Suddenly I am renowned as a pundit in England.

And, yes, some want to make Rasputin into a saint.

To the credit of the Orthodox hierarchy, a condemnation of the movement to canonize the Mad Monk has been issued. Rasputin’s champions aver that their cult figure died because of the international Jewish conspiracy. His cause is linked to that of Ivan the Terrible, a notable opponent of saints. Patriach Alexy II scoffed in rebuttal: “This is madness. What believer would want to stay in a Church that equally venerates murderers and martyrs, lechers and saints?”

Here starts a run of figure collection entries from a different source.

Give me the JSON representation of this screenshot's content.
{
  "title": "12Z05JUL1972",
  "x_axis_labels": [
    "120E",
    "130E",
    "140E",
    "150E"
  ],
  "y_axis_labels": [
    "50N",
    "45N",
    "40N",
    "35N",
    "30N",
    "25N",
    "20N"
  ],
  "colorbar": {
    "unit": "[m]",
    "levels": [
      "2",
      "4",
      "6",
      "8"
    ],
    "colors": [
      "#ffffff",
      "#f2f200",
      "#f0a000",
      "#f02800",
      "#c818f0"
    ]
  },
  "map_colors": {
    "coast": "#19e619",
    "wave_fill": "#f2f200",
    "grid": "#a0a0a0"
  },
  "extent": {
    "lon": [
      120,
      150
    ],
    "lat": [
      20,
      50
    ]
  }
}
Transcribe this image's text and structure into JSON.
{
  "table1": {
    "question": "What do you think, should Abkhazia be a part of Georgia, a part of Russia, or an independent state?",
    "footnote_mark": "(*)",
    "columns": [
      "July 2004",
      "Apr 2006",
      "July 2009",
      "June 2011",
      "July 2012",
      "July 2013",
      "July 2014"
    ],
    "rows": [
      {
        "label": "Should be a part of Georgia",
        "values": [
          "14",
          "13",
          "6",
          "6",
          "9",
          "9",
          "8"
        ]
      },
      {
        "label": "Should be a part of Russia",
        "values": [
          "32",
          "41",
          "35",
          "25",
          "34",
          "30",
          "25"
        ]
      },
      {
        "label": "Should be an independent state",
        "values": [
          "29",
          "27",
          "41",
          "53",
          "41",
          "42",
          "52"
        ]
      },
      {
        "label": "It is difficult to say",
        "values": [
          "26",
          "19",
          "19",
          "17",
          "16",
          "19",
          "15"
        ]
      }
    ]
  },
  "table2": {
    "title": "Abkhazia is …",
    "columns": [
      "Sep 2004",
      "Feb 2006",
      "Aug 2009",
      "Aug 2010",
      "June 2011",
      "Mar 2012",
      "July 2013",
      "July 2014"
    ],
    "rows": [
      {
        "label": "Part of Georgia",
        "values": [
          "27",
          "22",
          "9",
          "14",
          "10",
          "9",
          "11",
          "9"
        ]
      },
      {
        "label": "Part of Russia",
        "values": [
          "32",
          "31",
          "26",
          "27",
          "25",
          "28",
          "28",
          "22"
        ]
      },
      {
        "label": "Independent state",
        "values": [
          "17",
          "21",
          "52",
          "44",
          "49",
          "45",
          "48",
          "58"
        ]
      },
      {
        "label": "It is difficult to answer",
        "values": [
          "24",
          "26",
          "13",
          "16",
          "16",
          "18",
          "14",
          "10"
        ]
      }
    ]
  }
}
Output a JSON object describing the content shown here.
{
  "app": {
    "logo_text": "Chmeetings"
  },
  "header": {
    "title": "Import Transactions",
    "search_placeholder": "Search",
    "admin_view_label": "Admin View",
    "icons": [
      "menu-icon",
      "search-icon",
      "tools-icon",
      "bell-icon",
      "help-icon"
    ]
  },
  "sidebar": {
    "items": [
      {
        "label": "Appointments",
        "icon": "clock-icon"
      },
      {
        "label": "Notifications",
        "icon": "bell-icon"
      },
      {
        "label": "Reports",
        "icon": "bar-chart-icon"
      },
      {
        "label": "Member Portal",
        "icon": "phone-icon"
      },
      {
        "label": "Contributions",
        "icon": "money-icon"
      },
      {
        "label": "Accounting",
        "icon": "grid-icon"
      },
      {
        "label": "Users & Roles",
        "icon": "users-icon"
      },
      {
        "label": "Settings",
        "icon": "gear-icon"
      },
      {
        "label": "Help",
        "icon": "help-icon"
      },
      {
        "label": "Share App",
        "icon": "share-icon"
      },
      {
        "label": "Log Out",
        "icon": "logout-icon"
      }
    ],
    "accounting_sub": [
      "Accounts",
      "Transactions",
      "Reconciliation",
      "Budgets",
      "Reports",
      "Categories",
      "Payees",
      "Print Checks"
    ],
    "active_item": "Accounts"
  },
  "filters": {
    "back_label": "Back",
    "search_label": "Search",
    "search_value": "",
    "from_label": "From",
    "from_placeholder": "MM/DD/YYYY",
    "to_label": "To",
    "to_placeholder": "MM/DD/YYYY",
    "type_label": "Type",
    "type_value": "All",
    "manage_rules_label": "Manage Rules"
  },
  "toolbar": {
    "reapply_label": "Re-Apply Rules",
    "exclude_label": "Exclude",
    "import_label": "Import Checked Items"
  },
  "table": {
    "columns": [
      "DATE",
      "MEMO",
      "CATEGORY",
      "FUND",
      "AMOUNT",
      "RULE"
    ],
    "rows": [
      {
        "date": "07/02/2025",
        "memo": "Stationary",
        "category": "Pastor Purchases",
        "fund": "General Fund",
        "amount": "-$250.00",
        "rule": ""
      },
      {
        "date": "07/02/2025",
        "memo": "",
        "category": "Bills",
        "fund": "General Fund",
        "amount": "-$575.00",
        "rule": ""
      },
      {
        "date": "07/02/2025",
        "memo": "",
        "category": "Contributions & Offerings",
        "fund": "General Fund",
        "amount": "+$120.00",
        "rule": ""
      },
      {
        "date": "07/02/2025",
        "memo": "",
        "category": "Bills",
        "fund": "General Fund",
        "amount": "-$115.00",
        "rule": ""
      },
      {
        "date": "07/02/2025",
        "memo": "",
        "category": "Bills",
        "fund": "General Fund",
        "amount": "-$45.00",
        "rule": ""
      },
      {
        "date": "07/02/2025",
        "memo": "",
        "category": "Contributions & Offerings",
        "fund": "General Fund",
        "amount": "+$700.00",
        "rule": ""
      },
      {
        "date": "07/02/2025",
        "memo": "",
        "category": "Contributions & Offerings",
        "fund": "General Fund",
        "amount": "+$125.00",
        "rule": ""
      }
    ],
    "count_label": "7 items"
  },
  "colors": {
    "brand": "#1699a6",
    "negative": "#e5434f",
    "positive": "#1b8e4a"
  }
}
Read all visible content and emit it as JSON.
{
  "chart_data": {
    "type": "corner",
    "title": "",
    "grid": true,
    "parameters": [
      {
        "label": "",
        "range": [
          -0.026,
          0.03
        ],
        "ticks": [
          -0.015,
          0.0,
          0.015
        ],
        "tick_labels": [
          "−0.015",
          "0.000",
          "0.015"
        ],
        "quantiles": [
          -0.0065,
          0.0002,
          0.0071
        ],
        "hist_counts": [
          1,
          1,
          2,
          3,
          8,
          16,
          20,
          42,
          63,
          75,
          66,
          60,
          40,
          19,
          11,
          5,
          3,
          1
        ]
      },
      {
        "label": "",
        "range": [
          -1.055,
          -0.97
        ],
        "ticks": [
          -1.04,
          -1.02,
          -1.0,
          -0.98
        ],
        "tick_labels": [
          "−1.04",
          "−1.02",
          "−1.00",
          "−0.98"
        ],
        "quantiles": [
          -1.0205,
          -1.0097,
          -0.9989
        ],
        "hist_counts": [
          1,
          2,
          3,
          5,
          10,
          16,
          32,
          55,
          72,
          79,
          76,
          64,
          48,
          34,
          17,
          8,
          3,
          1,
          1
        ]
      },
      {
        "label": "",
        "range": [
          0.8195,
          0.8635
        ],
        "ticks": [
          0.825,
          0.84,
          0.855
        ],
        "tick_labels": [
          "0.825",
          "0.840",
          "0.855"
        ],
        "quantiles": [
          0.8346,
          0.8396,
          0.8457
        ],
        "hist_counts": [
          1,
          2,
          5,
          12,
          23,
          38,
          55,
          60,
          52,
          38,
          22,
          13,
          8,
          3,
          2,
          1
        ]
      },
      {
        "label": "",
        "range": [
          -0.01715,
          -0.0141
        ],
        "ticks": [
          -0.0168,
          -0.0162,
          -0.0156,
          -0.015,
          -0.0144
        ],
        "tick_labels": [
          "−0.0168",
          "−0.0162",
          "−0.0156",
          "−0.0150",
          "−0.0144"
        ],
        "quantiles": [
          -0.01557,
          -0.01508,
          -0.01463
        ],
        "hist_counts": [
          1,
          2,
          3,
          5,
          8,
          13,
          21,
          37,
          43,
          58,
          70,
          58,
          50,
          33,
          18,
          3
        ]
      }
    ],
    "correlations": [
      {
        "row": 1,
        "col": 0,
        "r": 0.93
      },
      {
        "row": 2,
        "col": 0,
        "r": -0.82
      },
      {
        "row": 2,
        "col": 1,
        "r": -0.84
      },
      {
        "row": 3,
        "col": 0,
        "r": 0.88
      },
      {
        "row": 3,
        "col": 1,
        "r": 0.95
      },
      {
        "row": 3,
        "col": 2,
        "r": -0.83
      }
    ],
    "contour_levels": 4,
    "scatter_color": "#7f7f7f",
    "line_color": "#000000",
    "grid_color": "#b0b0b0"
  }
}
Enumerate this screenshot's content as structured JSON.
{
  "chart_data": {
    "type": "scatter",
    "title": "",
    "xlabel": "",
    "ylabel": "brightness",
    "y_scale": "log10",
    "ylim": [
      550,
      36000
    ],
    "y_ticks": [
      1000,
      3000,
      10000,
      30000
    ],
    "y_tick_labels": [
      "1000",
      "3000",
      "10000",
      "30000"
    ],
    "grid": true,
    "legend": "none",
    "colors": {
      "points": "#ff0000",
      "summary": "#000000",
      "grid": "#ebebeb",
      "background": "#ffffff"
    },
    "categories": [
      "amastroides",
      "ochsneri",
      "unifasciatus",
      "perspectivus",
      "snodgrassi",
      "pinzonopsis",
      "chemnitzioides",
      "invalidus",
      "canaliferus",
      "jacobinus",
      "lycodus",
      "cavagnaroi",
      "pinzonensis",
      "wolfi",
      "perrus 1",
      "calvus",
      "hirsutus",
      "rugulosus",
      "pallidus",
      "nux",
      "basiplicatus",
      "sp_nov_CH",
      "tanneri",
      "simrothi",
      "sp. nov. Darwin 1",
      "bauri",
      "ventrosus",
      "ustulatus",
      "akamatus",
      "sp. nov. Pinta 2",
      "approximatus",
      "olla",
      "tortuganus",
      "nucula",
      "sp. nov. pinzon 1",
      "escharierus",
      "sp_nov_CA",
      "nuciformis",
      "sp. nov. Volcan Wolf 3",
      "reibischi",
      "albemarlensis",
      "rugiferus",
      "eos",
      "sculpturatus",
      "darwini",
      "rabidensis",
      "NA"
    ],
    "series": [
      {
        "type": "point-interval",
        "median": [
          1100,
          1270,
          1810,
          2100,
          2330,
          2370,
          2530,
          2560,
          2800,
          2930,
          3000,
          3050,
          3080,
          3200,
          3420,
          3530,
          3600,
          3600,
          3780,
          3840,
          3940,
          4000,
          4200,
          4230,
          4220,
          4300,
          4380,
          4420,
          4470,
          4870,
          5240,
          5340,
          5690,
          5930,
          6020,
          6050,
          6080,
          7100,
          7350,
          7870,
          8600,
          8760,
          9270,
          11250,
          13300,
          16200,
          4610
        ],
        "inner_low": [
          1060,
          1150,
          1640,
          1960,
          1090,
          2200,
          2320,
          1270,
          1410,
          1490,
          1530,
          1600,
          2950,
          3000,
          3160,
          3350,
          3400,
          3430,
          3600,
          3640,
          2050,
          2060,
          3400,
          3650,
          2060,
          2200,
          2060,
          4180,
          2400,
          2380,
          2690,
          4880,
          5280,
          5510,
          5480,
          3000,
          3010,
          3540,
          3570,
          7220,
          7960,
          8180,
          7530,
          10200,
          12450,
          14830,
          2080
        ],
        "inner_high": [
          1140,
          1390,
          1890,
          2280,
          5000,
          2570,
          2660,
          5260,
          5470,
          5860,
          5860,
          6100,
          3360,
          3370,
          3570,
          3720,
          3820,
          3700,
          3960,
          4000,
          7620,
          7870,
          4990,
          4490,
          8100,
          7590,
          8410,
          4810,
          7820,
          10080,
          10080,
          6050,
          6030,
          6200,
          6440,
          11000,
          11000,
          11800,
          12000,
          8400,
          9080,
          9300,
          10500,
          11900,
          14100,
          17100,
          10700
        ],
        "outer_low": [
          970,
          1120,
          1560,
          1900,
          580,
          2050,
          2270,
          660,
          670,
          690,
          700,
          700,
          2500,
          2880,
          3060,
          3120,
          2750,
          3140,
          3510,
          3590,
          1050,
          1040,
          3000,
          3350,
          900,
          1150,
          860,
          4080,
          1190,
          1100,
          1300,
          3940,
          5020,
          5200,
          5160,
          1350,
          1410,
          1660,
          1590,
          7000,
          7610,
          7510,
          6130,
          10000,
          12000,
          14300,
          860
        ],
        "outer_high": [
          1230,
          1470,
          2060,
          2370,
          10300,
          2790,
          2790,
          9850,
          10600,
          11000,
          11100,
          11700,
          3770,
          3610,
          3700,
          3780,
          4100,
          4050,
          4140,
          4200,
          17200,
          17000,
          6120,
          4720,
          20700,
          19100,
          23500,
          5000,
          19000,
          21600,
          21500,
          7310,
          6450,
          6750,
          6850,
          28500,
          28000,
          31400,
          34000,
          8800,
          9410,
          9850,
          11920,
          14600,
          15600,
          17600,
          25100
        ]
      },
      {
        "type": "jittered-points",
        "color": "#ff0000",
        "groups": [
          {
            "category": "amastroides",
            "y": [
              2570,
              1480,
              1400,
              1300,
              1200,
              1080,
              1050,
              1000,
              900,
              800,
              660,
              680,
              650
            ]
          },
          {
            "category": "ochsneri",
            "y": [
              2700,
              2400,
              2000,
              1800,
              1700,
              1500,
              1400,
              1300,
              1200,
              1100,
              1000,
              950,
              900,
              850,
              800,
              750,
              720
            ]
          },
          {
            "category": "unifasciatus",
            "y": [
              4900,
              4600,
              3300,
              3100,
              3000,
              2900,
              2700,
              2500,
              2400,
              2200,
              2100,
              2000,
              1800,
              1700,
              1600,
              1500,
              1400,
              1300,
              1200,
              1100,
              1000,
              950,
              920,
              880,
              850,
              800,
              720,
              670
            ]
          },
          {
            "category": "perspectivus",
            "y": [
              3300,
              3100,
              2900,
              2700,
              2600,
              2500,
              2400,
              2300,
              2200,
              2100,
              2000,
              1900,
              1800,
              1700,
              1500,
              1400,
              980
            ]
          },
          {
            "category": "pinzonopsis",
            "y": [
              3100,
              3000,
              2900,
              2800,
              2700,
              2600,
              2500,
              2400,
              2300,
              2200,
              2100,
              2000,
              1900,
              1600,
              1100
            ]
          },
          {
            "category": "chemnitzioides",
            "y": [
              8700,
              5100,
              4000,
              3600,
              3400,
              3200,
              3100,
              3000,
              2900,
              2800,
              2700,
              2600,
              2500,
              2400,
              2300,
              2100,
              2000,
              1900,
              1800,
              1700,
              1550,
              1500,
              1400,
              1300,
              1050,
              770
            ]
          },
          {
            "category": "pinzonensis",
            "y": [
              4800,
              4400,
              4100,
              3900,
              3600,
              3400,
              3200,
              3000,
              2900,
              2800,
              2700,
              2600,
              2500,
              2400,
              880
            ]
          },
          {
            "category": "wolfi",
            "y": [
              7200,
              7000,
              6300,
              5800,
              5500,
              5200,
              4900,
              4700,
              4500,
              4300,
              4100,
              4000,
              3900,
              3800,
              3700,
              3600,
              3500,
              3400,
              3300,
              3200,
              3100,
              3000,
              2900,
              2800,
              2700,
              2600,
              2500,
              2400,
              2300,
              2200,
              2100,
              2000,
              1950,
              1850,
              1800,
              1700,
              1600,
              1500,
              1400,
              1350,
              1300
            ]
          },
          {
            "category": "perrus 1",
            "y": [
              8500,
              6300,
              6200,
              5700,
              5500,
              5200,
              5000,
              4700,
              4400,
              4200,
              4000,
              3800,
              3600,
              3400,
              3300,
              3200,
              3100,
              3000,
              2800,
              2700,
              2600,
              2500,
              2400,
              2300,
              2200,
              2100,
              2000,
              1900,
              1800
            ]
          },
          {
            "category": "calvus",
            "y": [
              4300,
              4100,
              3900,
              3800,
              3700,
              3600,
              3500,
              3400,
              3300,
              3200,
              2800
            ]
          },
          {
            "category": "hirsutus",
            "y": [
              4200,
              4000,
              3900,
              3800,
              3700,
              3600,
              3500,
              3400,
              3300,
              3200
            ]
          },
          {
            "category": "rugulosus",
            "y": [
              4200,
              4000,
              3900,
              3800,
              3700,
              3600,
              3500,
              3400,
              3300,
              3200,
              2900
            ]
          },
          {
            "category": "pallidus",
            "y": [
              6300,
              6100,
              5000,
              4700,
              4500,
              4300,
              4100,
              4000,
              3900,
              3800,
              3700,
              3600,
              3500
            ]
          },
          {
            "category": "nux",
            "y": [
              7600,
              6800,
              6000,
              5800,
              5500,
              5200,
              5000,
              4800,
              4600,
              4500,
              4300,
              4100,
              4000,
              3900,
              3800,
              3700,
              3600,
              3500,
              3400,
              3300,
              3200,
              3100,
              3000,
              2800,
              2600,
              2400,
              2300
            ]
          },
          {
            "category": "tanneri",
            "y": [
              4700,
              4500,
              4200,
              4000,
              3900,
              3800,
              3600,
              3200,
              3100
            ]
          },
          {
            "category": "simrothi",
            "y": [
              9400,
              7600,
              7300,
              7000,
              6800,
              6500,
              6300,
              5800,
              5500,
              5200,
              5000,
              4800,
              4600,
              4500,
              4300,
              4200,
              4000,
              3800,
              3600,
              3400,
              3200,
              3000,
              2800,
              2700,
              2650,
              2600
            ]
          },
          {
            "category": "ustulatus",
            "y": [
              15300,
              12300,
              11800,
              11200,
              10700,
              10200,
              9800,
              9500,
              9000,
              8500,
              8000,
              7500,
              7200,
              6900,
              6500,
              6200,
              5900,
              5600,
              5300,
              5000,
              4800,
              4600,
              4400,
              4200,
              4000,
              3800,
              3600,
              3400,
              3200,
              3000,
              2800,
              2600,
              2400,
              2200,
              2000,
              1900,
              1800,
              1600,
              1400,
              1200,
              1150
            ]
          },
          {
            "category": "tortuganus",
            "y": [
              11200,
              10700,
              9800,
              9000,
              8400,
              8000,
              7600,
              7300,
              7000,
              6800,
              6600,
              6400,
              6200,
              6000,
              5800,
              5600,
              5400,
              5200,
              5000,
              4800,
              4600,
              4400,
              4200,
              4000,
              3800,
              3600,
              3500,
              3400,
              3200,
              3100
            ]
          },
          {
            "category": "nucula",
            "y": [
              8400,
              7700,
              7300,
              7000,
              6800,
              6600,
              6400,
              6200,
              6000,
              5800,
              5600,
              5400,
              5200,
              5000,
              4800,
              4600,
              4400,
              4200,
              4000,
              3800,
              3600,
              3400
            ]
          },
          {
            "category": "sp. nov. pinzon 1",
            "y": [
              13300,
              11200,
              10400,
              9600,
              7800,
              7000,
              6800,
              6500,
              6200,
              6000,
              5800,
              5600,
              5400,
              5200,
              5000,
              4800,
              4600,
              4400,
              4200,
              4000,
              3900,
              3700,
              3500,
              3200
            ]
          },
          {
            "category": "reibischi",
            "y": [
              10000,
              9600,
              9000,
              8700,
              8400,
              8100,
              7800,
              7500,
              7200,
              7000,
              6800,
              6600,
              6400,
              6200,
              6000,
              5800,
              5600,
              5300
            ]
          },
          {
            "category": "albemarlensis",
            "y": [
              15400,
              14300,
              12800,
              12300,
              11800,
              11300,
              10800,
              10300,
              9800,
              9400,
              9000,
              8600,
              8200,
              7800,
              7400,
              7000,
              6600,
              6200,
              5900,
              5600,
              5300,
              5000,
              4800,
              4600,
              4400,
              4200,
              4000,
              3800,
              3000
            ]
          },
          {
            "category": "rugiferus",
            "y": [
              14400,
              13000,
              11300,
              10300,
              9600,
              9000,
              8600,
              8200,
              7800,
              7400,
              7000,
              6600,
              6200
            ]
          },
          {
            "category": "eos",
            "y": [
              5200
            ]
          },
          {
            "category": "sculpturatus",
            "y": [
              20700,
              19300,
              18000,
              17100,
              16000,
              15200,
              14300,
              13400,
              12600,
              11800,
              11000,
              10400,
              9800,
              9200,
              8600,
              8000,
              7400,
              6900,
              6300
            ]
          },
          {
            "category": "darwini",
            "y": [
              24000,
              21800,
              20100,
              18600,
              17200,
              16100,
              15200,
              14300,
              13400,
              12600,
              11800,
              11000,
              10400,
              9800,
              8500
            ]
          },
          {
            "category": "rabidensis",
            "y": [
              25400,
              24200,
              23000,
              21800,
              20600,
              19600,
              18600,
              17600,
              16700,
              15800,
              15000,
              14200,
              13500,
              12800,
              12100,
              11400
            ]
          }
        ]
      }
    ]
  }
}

Viktor Malukhin, the church’s chief spokesman, said: “You cannot give glory at the same time to martyrs and their persecutors. This goes against God’s laws and human law.”

Amen.

It gets worse. Alexander Dvorkin, an authority on peculiar sects within the Russian Orthodox Church, makes an even grimmer if flippant prophecy: “This will be followed by demands to canonize Stalin — there is already some so-called research showing that he was secretly a monk. It is impossible to disprove all of these myths.”

The Orthodox Church sets a good standard: that its saints should simply live a pure life and be openly allied with the causes of Christ. Rasputin does not qualify. In addition to his womanizing, he tempted the Czarina and her husband with promises of visions and a miraculous cure for their hemophiliac heir while the nation’s people suffered under political repression and famine. The great soundrel fooled plenty of peasants whose grandsons and great grandsons lead the present movement.

“The Church is furious only because we belong to a movement that is outside its control,” whines the editor of Rus Pravoslavnaya, a cry known all too well to those of us who monitor conspiracy fanatics of all persuasions.

What impresses me is that after all these years of living under Communism, the Orthodox hierarchy has kept its head. Rasputin will not be canonized, at least not by this generation.

The Vatican on other hand leads me to despair. Led by a man who also lived under Communism, its leaders have dubiously canonized the head of Opus Dei, despite evidence that he had sexually and physically harassed initiates who questioned his orders. Genuine saints of our age — John XXIII, Dorothy Day, and Oscar Romero — wait for miracles that their followers are too principled to manufacture.

I think the Vatican would do well to drop the requirement for miracles. Too often, it accepts as miraculous reversals of sickness which can be explained by current medical science as having more mundane causes. God’s Church on earth has become the thrall of charlatans eager to propel right wing causes into the illusory light of sanctifying grace.

It’s not bleeding icons or weeping statues that make a saint. It is the good works and dedication to the ideals and methods of Christ.

Contemporary Catholics must wait for a miracle, like the one that followed the reign of Hitler’s friend, Pope Pius XII. When the College of Cardinals elected an elderly Italian cardinal as an interim candidate and asked him by what name he would be known, the man who became the hero pope to millions reached into history and restored to reverence the name of the apostle who Jesus gave to his mother as her new son.

“His name is John,” said the new Pope. And that should be the name of the Church’s next saint.

But alas, I doubt it will be until the keepers of the keys realize that right wing fascism is no less evil and insidious than communism.


My sincere thanks to Father Sokolov for notifying me of the link to my page.